Infinity a annoncé lundi avoir bouclé une levée de fonds en amorçage de 15 millions de dollars, valorisant la société à 100 millions de dollars, afin de commercialiser un logiciel visant à rendre « n’importe » quelle puce d’IA prête pour l’inférence, réduisant ainsi le besoin d’ingénierie manuelle des kernels. Parmi les investisseurs figurent Touring Capital, Principal VC, des dirigeants de grands fabricants de puces et des chercheurs anciennement chez OpenAI et Anthropic.

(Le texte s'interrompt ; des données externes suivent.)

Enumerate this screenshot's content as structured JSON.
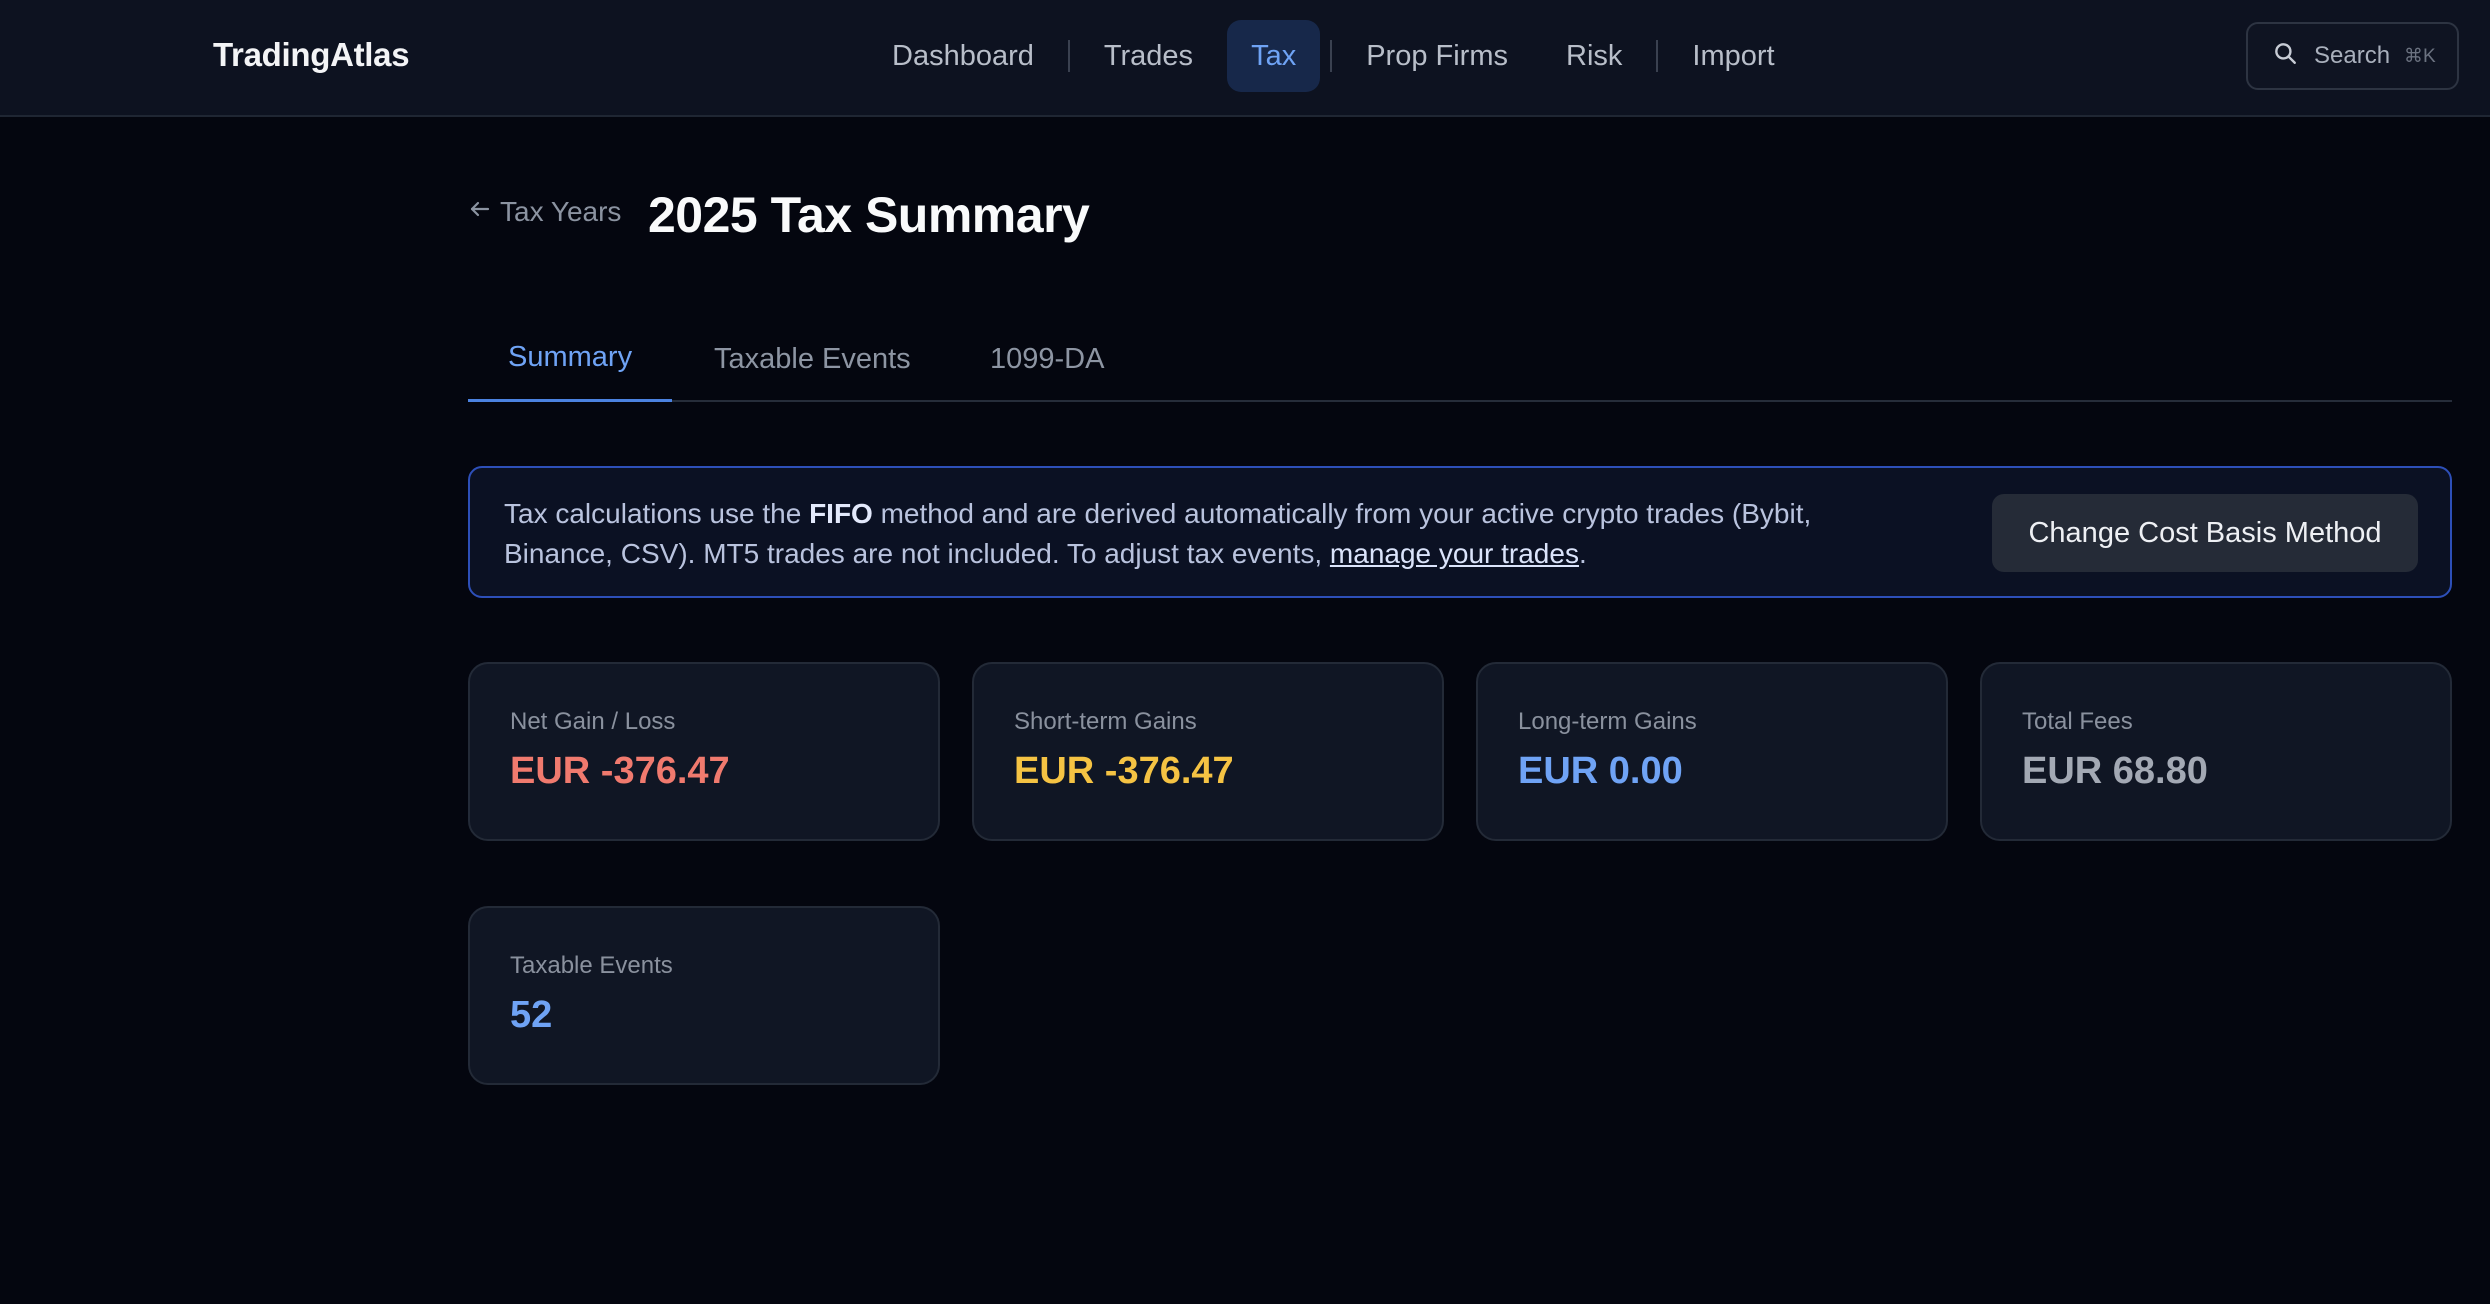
{
  "app": {
    "brand": "TradingAtlas"
  },
  "nav": {
    "items": [
      {
        "label": "Dashboard"
      },
      {
        "label": "Trades"
      },
      {
        "label": "Tax"
      },
      {
        "label": "Prop Firms"
      },
      {
        "label": "Risk"
      },
      {
        "label": "Import"
      }
    ],
    "active": "Tax"
  },
  "search": {
    "label": "Search",
    "shortcut": "⌘K"
  },
  "header": {
    "back_label": "Tax Years",
    "title": "2025 Tax Summary"
  },
  "tabs": [
    {
      "label": "Summary"
    },
    {
      "label": "Taxable Events"
    },
    {
      "label": "1099-DA"
    }
  ],
  "banner": {
    "text_1": "Tax calculations use the ",
    "method": "FIFO",
    "text_2": " method and are derived automatically from your active crypto trades (Bybit, Binance, CSV). MT5 trades are not included. To adjust tax events, ",
    "link": "manage your trades",
    "text_3": ".",
    "button_label": "Change Cost Basis Method"
  },
  "stats": [
    {
      "label": "Net Gain / Loss",
      "value": "EUR -376.47",
      "color": "#f07a6e"
    },
    {
      "label": "Short-term Gains",
      "value": "EUR -376.47",
      "color": "#f5c343"
    },
    {
      "label": "Long-term Gains",
      "value": "EUR 0.00",
      "color": "#6fa3f5"
    },
    {
      "label": "Total Fees",
      "value": "EUR 68.80",
      "color": "#a3a9b4"
    },
    {
      "label": "Taxable Events",
      "value": "52",
      "color": "#6fa3f5"
    }
  ],
  "colors": {
    "accent": "#6fa3f5",
    "banner_border": "#2d4fb8",
    "background": "#04060f"
  }
}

Le goulot d’étranglement CUDA
La domination de Nvidia dans l’accélération de l’IA en centres de données ne repose pas seulement sur la performance du silicium, mais aussi sur CUDA, la couche logicielle vieille de près de deux décennies qui sous-tend des frameworks majeurs comme PyTorch et TensorFlow. Cette intégration fait que les modèles écrits en Python s’exécutent par défaut sur du matériel Nvidia, ce qui permet à l’entreprise de capter une part estimée à 80 % du marché des accélérateurs IA pour centres de données. Sur le papier, les puces concurrentes d’AMD, Qualcomm ou des fournisseurs cloud peuvent rivaliser, mais le travail de portage des modèles — écrire et optimiser des kernels bas niveau — reste un obstacle coûteux.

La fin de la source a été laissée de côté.